7. C procedure returns to the assembly code.
8. Assembly language procedure starts up new current process.

What do you mean by plug and play devices? Explain any protocol that supports plug and play feature.

In computing, plug and play is a term used to describe the characteristic of a universal computer bus, or device specification, which facilitates the discovery of a hardware component in a system, without the need for physical device configuration, or user intervention in resolving resource conflicts.
Plug and play refers to both the boot-time assignment of device resources, and to hotplug systems.
ISA PnP or (legacy) Plug & Play ISA was a plug-n-play system that used a combination of modifications to hardware, the system BIOS, and operating system software to automatically manage resource allocations. It was superseded by the PCI bus during the mid-1990s.
UPnP or Universal Plug n Play supports plug and play feature.
Universal Plug and Play (UPnP) is a set of networking protocols promulgated by the UPnP Forum.
Universal Plug and Play functionality involves five processes:
Discovery: A Universal Plug and Play device advertises its presence on the network to other devices and control points by using the Simple Service Discovery Protocol (SSDP). A new control point uses SSDP to discover Universal Plug and Play devices on the network. The information that is exchanged between the device and the control point is limited to discovery messages that provide basic information about the devices and their services, and a description URL, which can be used to gather additional information about the device.
Description: Using the URL that is provided in the discovery process, a control point receives XML information about the device, such as the make, model, and serial number. Additionally, the description process can include a list of embedded devices, embedded services, and URLs that are used to access device features.
Control: Control points use URLs that are provided during the description process to access additional XML information that describes actions to which the Universal Plug and Play device services respond, with parameters for each action. Control messages are formatted in XML and use SOAP.
Eventing: When a control point subscribes to a service, the service sends event messages to the control point to announce changes in device status. Event messages are formatted in XML and use General Event Notification Architecture (GENA).
Presentation: If a Universal Plug and Play device provides a presentation URL, a browser can be used to access interface control features, device or service information, or any device-specific abilities that are implemented by the manufacturer.
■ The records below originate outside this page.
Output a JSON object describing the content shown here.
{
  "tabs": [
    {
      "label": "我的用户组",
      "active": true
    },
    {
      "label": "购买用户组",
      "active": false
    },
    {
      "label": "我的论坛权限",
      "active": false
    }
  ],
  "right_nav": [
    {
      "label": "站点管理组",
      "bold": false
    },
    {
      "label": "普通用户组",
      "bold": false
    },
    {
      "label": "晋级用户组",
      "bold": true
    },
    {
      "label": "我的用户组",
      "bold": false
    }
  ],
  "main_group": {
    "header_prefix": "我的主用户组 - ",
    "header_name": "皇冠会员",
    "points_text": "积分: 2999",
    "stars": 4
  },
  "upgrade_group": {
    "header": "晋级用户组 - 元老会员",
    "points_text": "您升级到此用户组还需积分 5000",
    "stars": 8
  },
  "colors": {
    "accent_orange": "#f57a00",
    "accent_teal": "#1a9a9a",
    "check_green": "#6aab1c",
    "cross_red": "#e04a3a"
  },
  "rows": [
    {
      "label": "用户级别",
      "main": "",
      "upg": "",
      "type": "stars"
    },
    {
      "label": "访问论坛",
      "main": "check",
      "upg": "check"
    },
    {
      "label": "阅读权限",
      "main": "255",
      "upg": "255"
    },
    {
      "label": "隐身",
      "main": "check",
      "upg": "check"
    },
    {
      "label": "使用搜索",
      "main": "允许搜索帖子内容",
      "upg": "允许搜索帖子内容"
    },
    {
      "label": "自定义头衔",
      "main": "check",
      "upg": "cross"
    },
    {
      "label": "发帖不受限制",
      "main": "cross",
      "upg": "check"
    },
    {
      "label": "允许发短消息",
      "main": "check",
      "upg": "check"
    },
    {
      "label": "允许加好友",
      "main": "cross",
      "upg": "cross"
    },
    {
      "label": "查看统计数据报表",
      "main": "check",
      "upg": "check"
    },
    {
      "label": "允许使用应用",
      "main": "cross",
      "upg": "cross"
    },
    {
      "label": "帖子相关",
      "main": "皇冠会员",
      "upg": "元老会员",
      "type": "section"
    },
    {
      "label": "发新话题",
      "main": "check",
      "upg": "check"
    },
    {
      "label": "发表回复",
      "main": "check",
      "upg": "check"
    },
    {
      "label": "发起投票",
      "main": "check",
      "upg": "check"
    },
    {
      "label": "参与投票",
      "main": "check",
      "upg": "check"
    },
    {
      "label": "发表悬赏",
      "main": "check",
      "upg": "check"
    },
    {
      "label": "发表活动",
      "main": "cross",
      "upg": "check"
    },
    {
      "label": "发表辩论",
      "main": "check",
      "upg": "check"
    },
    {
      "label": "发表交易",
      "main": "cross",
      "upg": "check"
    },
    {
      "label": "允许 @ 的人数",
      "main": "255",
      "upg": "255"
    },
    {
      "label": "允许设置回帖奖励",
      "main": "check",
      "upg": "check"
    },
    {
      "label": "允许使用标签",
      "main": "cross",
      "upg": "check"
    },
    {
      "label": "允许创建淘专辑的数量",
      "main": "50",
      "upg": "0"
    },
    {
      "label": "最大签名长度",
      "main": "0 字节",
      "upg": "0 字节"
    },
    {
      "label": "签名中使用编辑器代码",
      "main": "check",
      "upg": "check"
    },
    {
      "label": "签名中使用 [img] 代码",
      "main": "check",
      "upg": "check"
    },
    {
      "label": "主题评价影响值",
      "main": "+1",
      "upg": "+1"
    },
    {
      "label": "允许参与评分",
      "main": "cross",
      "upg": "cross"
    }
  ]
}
What problem might occur in a shared memory process communication? How can you overcome that problem? Illustrate your answer with an example.

Sharing memory for communication between processes is a classical IPC methodology available for operating systems. Here one process creates an area in RAM which can be used by other processes. Since multiple processes can access the shared memory area like regular working memory, this is a very fast way of communication. 2.6 Linux kernel series uses /dev/shm (a world-writable directory that is stored in memory with a defined limit in /etc/default/tmpfs) for shared memory IPC. The program PulseAudio uses it extensively.
Problem arises when there is a multiple-processor architecture. If the Cache-Coherence policy is not adopted, a copy of the shared memory will be running for accessing process which may not be current, eventually leading to over-writing of the shared memory with inaccurate data.
Example: –
Process X and Y handles location L for shared access.

  1. X read L

  2. X Writes L

  3. Y read L

  4. Y Writes L

  5. X read L but this actually is not a read because content of L is already there in cache. As cache coherence is not used the old value is there in L

  6. X writes L now it writes wrong data because the earlier read was not proper and garbage in results in garbage out.

If any Cache-Coherence policy is adopted, the cache will be kept updated for accesses. This would result in updated value in cache.
Otherwise use of cache can be disabled for shared memory locations. This requires too complicated implementations.
An other method is to disable cache altogether. This is not advised as this will seriously impact performance.